Purpose: : Crosslinking of the cornea by application of Riboflavin (Vitamin B2) and UV-light is an innovative approach to increase the mechanical and biochemical stability of the stromal tissue. The better understanding of corneal wound healing is very important for evaluation of possible risks after treatment. In the presented study we performed a combined in vivo confocal laser scanning and histological investigation in rabbit corneae after crosslinking

Methods: : 12 New Zealand white rabbits were enrolled. Animal experiments were performed in compliance with the ARVO resolution on the use of animals in Ophthalmic and Vision Research. Before crosslinking confocal microscopy was used to examine all corneae. The right corneae were deepithelized and crosslinked using UV-light (wavelength 370 nm) exposition for 30 min, and 0.1% Riboflavin. The left eyes served as controls. Respectively, 6 animals were euthanized 3 days and 1 week after cosslinking. Confocal in vivo microscopy was performed in vivo before and after eutherisation. Thereafter the corneae were excised and processed for histology and immunohistochemistry.

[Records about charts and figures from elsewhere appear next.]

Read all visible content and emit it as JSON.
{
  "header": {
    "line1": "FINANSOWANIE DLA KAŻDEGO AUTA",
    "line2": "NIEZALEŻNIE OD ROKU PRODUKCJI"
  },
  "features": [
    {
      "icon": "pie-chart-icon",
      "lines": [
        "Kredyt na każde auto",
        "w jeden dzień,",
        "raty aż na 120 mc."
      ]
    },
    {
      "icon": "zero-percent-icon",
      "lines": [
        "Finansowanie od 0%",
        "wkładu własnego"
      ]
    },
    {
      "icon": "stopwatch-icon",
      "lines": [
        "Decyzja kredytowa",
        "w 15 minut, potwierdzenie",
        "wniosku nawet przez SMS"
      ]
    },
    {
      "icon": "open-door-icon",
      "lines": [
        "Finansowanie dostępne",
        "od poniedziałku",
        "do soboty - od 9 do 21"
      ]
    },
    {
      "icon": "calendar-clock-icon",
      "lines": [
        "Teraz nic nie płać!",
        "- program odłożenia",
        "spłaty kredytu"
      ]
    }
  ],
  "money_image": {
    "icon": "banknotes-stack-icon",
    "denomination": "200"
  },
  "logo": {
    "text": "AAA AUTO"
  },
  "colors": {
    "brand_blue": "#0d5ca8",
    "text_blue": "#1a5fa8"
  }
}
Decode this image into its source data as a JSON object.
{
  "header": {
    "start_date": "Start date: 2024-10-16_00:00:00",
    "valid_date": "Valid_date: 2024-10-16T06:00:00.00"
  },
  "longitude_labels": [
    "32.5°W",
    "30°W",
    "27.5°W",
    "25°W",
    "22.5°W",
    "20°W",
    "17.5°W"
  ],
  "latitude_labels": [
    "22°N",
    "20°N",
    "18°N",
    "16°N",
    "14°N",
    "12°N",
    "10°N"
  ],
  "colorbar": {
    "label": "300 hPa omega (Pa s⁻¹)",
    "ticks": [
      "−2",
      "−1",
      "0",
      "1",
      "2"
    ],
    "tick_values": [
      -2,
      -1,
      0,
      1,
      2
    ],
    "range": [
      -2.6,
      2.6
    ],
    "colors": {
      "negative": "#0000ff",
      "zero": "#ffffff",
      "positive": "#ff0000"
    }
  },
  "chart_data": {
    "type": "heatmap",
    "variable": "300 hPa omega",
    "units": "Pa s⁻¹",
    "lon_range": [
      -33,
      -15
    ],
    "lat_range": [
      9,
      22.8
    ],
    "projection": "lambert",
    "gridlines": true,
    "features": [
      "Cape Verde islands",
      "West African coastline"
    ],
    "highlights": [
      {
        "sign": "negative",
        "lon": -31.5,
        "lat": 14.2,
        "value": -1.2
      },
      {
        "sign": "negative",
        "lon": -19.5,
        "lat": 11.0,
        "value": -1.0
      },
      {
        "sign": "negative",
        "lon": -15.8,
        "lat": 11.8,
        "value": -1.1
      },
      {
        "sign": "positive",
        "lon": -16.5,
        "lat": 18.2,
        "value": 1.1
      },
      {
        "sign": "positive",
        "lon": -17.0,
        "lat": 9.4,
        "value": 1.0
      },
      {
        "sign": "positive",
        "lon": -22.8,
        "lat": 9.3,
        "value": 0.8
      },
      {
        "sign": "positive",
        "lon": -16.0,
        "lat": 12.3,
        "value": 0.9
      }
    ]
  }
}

Results: : Three days after crosslinking the epithelium was closed again, as shown by fluorescein application and in vivo confocal microscopy. Immunohistochemistry revealed some mitotic cells in the basal cell layer. A complete loss of cell nuclei in anterior and middle stroma, and only rare cell nuclei in posterior stroma could be shown.One week after crosslinking, the number of mitotic cells in epithelium was decreased. The anterior stroma was still lacking cell nuclei, whereas middle and posterior stroma were densely populated with cell nuclei with different morphology and reflectivity in confocal imaging. A large amount of these cells were mitotic, as shown by Ki-67 immunoreactivity.

Conclusions: : The events, associated with wound healing at the first week after crosslinking have been shown by different approaches: in vivo confocal microscopy and histology. A good correlation between two methods could be shown, indicating a nearly complete epithelial regeneration by day 3, and a beginning regeneration in posterior and middle stroma by 1 week.